My new project: Tact, a simple chat app.

Optimizing Reason performance on a Mac for a CPU-hungry song

June 05, 2007

I like Propellerheads Reason. It’s a great piece of software for messing around with digital music.

But sometimes you come across someone else’s song that not even the fastest MacBook Pro can handle :) someone has put so many samples and tracks and synths into one production that the poor computer pukes under the load, you see your CPU going through the roof and the thing just doesn’t play nicely.

But there are two little things you can do to finetune things. They are both in the Audio preferences of Reason.

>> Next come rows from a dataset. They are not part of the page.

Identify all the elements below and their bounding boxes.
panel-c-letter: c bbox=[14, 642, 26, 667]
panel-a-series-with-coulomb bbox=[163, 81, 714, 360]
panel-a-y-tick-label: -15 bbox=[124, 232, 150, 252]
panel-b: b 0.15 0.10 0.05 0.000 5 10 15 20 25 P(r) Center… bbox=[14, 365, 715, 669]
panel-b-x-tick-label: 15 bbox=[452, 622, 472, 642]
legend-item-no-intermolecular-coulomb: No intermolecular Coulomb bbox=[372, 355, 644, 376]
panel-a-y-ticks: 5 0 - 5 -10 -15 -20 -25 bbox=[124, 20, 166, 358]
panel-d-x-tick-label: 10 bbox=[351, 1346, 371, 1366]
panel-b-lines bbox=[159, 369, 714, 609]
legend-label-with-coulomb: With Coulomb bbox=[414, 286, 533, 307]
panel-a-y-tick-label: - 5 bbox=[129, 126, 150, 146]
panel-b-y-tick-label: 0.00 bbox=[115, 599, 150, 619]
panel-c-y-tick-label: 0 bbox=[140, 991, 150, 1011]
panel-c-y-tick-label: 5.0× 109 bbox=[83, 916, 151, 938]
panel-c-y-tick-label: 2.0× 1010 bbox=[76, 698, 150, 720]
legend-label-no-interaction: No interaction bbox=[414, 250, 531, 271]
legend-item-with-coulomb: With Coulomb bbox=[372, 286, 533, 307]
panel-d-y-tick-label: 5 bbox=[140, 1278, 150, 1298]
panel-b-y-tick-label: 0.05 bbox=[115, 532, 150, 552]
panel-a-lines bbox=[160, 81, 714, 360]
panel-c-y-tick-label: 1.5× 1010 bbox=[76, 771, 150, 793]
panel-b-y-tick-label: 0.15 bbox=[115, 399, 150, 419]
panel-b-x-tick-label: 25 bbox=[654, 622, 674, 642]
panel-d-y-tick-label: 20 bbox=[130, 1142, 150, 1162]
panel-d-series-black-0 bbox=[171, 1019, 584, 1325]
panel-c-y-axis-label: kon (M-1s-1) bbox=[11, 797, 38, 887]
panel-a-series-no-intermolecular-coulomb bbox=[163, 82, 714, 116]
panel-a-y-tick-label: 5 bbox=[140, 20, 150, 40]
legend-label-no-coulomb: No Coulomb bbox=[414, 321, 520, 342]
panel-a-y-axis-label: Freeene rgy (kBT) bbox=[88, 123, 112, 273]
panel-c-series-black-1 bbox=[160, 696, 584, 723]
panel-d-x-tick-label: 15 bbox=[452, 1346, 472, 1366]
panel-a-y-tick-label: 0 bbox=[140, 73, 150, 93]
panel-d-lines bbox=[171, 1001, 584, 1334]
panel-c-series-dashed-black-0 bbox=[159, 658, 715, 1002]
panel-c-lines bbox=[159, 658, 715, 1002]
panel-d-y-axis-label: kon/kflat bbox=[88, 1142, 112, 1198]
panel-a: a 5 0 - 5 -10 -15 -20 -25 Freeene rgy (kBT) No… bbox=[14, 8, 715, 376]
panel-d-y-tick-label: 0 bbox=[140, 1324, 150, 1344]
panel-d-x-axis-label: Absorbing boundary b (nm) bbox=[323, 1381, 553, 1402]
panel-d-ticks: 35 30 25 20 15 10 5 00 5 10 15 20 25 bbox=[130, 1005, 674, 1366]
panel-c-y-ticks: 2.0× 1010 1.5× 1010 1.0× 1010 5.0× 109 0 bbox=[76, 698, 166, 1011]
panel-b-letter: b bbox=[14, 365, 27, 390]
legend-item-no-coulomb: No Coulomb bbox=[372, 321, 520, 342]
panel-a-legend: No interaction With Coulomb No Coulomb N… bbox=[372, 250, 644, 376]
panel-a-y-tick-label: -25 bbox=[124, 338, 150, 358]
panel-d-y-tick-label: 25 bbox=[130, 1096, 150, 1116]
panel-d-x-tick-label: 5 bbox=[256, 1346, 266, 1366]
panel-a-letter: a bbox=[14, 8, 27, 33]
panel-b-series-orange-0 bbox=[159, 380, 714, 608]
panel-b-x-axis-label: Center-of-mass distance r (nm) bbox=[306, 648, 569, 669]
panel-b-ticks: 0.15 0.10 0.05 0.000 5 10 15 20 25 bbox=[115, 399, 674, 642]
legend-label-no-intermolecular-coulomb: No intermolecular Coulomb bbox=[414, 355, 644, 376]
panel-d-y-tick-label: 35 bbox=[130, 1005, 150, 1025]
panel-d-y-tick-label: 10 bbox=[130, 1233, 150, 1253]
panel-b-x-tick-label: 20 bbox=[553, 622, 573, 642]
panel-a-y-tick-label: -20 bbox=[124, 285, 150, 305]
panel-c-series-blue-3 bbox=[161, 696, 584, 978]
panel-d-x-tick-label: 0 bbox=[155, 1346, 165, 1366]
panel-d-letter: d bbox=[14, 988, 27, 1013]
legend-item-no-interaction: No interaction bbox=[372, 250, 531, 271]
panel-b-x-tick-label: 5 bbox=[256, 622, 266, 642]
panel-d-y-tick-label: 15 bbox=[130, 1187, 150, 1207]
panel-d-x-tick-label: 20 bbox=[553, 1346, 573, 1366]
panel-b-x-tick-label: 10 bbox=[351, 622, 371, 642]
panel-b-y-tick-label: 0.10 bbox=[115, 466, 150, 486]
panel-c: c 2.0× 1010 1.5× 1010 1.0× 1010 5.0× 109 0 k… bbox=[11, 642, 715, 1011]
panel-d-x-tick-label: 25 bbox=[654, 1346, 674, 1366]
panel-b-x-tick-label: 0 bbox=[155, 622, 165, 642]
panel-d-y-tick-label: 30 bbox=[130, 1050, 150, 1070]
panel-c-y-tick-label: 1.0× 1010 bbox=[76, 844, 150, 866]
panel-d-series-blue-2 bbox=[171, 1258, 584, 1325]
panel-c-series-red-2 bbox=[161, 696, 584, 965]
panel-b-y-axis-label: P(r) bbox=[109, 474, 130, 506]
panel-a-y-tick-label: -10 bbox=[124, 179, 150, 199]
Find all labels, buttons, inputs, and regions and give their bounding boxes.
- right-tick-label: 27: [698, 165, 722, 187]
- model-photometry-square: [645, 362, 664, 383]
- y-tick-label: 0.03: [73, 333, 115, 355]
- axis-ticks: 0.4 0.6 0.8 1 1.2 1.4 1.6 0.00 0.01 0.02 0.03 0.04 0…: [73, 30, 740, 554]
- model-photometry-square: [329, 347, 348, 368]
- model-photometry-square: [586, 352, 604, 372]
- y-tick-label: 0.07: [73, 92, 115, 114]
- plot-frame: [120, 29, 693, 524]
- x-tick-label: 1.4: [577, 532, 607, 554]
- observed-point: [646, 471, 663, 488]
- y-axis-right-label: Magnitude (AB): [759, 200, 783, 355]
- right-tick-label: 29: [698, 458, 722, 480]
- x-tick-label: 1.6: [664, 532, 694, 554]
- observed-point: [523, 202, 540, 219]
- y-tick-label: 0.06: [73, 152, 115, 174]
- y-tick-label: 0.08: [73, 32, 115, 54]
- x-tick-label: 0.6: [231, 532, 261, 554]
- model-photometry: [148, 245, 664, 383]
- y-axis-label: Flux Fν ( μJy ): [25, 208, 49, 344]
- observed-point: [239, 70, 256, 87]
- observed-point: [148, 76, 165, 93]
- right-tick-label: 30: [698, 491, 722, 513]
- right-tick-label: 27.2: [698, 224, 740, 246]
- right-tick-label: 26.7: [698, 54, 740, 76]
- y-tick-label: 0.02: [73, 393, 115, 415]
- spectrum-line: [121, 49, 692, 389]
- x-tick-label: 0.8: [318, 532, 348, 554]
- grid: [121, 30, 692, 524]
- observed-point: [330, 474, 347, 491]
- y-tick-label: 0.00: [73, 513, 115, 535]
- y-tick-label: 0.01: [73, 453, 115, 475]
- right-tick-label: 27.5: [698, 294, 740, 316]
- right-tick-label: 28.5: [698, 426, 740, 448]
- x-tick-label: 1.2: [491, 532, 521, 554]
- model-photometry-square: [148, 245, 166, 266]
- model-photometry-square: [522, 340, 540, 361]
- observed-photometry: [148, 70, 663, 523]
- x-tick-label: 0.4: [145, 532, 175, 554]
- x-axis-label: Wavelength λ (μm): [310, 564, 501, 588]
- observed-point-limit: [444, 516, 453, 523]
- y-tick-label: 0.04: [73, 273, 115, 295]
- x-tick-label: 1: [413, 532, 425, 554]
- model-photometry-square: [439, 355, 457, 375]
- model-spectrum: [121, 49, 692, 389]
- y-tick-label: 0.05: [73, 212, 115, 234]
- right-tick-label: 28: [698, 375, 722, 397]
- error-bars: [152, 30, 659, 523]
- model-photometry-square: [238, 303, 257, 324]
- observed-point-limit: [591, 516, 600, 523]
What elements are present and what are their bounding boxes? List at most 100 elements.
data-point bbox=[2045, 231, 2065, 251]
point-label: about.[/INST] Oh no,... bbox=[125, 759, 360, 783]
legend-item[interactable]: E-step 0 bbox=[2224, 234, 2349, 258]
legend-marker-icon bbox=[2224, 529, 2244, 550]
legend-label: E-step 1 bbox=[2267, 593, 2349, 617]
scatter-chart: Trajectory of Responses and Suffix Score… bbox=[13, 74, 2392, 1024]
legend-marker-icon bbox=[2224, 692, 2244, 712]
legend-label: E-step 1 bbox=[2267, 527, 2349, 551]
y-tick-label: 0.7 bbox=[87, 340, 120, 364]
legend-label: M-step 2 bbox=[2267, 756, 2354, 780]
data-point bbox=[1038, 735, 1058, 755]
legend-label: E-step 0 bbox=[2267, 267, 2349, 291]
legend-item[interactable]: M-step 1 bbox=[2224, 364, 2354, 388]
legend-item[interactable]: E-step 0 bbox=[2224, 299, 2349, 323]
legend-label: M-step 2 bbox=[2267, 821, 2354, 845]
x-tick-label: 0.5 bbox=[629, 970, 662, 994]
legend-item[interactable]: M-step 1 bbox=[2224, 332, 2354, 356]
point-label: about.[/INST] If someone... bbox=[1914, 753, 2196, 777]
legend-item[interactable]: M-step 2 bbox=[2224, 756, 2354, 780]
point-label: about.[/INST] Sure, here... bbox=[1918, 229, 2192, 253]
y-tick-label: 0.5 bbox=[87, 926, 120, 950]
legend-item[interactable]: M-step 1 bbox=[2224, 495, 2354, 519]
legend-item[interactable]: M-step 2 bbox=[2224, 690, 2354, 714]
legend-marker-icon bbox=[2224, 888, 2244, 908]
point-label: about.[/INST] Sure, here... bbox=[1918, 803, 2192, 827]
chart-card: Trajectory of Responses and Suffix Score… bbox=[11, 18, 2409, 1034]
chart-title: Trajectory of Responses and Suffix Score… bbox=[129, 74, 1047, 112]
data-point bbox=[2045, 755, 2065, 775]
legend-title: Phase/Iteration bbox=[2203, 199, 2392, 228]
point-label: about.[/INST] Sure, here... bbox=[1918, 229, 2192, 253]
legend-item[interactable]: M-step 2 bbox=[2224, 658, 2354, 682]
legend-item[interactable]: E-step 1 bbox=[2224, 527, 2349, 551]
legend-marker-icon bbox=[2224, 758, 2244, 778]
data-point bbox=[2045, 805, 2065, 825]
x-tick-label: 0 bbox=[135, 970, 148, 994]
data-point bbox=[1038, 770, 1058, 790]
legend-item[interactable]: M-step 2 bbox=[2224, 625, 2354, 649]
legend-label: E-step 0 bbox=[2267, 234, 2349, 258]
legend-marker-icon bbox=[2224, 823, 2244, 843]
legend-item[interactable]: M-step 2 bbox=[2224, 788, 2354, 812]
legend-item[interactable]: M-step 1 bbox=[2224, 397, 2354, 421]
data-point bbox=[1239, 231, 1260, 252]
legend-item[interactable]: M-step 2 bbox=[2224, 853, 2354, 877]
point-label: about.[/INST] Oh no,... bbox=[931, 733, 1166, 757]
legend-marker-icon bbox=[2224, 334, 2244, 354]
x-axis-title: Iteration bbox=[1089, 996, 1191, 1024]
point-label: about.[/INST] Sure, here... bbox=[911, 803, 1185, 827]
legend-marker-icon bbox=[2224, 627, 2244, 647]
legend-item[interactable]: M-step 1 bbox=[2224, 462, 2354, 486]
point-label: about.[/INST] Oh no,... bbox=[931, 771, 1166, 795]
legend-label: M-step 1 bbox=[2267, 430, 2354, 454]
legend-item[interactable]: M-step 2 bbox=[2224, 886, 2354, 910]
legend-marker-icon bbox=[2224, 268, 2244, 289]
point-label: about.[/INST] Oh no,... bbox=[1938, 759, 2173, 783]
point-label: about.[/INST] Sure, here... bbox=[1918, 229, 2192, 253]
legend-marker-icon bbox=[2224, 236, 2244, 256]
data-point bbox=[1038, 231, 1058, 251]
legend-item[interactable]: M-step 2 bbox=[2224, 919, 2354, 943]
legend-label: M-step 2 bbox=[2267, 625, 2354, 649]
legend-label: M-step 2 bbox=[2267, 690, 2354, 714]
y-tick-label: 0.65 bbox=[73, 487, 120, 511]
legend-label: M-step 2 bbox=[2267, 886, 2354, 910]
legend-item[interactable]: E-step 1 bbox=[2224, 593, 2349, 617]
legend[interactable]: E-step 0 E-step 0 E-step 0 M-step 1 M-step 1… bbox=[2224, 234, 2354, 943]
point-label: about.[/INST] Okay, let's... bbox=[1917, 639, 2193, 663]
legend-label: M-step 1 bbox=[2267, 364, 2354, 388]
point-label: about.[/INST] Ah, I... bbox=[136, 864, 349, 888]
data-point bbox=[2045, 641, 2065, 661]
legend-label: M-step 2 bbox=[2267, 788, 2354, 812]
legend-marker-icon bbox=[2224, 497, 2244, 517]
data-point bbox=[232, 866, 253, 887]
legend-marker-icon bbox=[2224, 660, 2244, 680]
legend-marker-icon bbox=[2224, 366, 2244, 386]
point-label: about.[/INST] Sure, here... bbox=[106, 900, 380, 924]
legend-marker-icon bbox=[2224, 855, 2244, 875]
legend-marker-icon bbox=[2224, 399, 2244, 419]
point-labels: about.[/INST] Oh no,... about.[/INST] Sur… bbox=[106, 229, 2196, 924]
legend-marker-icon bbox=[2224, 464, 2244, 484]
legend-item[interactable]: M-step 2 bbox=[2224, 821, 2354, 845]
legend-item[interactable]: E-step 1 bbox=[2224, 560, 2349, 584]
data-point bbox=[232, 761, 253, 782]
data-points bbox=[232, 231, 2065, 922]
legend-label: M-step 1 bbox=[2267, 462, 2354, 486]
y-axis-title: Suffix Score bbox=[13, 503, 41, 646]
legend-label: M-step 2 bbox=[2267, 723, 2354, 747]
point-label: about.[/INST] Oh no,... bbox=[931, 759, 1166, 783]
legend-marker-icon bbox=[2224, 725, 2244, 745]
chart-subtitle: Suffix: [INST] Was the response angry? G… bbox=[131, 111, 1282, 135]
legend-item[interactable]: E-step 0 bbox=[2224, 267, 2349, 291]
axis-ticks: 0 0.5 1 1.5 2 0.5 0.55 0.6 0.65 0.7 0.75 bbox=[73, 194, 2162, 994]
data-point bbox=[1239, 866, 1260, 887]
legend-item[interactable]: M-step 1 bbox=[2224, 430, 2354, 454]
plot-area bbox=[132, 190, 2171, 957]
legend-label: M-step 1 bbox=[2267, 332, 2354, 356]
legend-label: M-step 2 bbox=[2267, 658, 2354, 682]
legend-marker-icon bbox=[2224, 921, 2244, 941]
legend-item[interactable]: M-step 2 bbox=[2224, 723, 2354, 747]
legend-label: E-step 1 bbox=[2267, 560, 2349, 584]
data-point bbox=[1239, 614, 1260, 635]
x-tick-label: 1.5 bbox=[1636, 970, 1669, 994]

reason_performance_samplerate.png

Increased buffer size

The first thing you want to do is to increase buffer size. This makes the app a bit less responsive, but reduces CPU load as the audio is precalculated in larger chunks. So if things start to distort due to too high CPU usage, this is the first thing to try – slide the slider to the right, increasing the buffer size.

Reduced sample rate

If the above doesn’t help, here’s another tip I found in Reason’s manual. You can reduce the sample rate, meaning that the song is calculated and played with a lower “resolution”. This makes it sound worse as higher frequencies are lost, but you can still get a quick idea of the song. For full quality, you can always export to WAV.

But here’s the thing: the Mac internal audio (if you’re using headphones plugged into the Mac’s “audio out” port) has 44.1 kHz as its minimum sample rate, so you can’t go below that and you can’t use the trick. However, turns out that on my USB headset, you can set lower sample rates as seen on this picture. So this is what I can use to quickly get an “overview” of a song if it’s too CPU-intensive.